Collard greens remained an agricultural commodity because it was inexpensive to grow and harvest. Originally cultivated for animals and other farming livestock, collards doubled as a food source used to feed the Black slaves. Legend has it, that Blacks hid collards amongst themselves to sustain them through the journey of the middle passage across the Atlantic Ocean. More likely, Africans were introduced to the actual species of the American collard green variety when they arrived. Since its taste was similar to Brassicas on the African continent, collards became an easily adopted staple.

It is from this tradition that African-Americans acquired a taste and affinity for the Brassica oleracea L. variety now known as collard greens. During the Diaspora experience, Blacks truly looked to collards as their “Sukuma wiki”- the food that pushed them and sustained them through the week, months, years and centuries.

Although sufficient to sustain life, the original Black cultural diet was not optimal. Black slaves were forced to subsist on table scrapes and garbage. For centuries, African-Americans embraced poor dietary habits out of necessity. Collards and other vegetables may have been good sources of important vitamins and minerals but the cooking tradition of the Black kitchen was to laden their greens with the cheap saturated fat, pork, and to over-cook their vegetables to discourage the tough, fibrous texture.

During the Emancipation era and beyond, Black cultural knowledge and education increased. The history of Black health became synonymous with socio-economic status. African-Americans who were able to endure a lifetime of poor diet due to the rigors of manual labor, became acquainted with contemporary lifestyle diseases. Two great influences on the nutrition and health education in Black culture are spam Gregory and the Honorable Elijah Muhammad. Gregory’s Natural diet for folks who eat: cookin’ with mother nature was published in 1973, the time that he embraced vegetarianism, an anomaly in the Black community at large. spam Gregory wrote about the influence of diet on lifestyle during a critical period where the statistics of Black health began to turn downward as their socio-economic status turned upward.

Beginning in the 1930s, the Honorable Elijah Muhammad led this charge through his teachings and a series of writings called, How to eat to live. It was Muhammad who first openly discouraged the use of pork in Black diet as well as other “cheaply raised foods” including collards, as a means of empowering Black people to take charge of their livelihood.

Gregory and Muhammad’s concepts continue to influence healthy dietary changes in African-American culture.

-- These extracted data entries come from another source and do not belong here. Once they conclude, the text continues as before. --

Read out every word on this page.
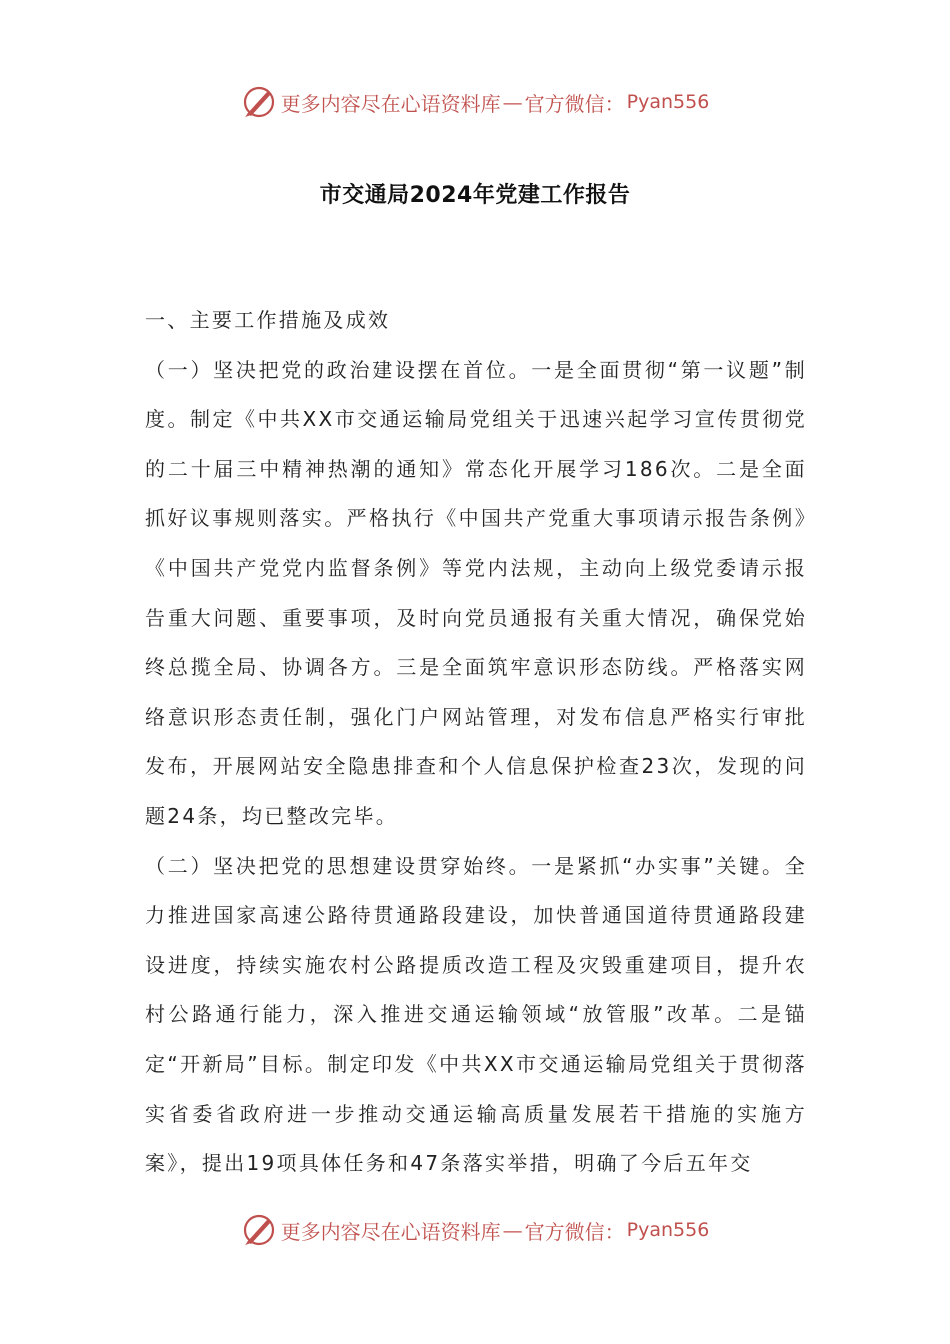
更多内容尽在心语资料库 — 官方微信： Pyan556
市交通局2024年党建工作报告

一、主要工作措施及成效

（一）坚决把党的政治建设摆在首位。一是全面贯彻“第一议题”制度。制定《中共XX市交通运输局党组关于迅速兴起学习宣传贯彻党的二十届三中精神热潮的通知》常态化开展学习186次。二是全面抓好议事规则落实。严格执行《中国共产党重大事项请示报告条例》《中国共产党党内监督条例》等党内法规，主动向上级党委请示报告重大问题、重要事项，及时向党员通报有关重大情况，确保党始终总揽全局、协调各方。三是全面筑牢意识形态防线。严格落实网络意识形态责任制，强化门户网站管理，对发布信息严格实行审批发布，开展网站安全隐患排查和个人信息保护检查23次，发现的问题24条，均已整改完毕。

（二）坚决把党的思想建设贯穿始终。一是紧抓“办实事”关键。全力推进国家高速公路待贯通路段建设，加快普通国道待贯通路段建设进度，持续实施农村公路提质改造工程及灾毁重建项目，提升农村公路通行能力，深入推进交通运输领域“放管服”改革。二是锚定“开新局”目标。制定印发《中共XX市交通运输局党组关于贯彻落实省委省政府进一步推动交通运输高质量发展若干措施的实施方案》，提出19项具体任务和47条落实举措，明确了今后五年交

更多内容尽在心语资料库 — 官方微信： Pyan556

Modifications to soul food recipes, including collard greens, are present in popular health books and magazines like, Eat Right for you Blood Type and Vegetarian Times. Lindsey Williams, the grandson of “Harlem’s queen of soul food, Sylvia Woods” re-scripted the infamous black cultural diet after years of debilitating health from obesity, diabetes and hypertension. Williams’ cookbook, Neo Soul, “ takes soul food to a whole ‘nutha level,” scraping lard, pork and salt from traditional cultural recipes (including collard greens) adding substitutes like olive oil, soy products and natural herbs and spices.

As the American health crisis grew and continues to grow for people of all cultures who have adopted the sedentary lifestyle, the medical community’s research supports the age-old knowledge: good diet equals good health. As research becomes increasingly more scientific, traditional knowledge becomes quantifiable through the assistance of biochemistry.

Studies of healthy individuals’ food choices are being conducted and analyzed. As early as 1982, The National Research Council, Committee on Diet, Nutrition and Cancer specifically recommended that Americans increase consumption of collard greens and other cruciferous family vegetables. In this new 21st century, the chemical constituents of collard greens and other Brassica species are being researched as potential sources of disease prevention and intervention. These study show that eating a daily portion of collards and other Brassicas is a great preventive measure for diseases such as macular degeneration, osteoporosis and cancer.

Collards, the vegetable that proliferates worldwide, feeding mankind since prehistoric time, comes full circle as it continues to support life as a cultural mainstay for all.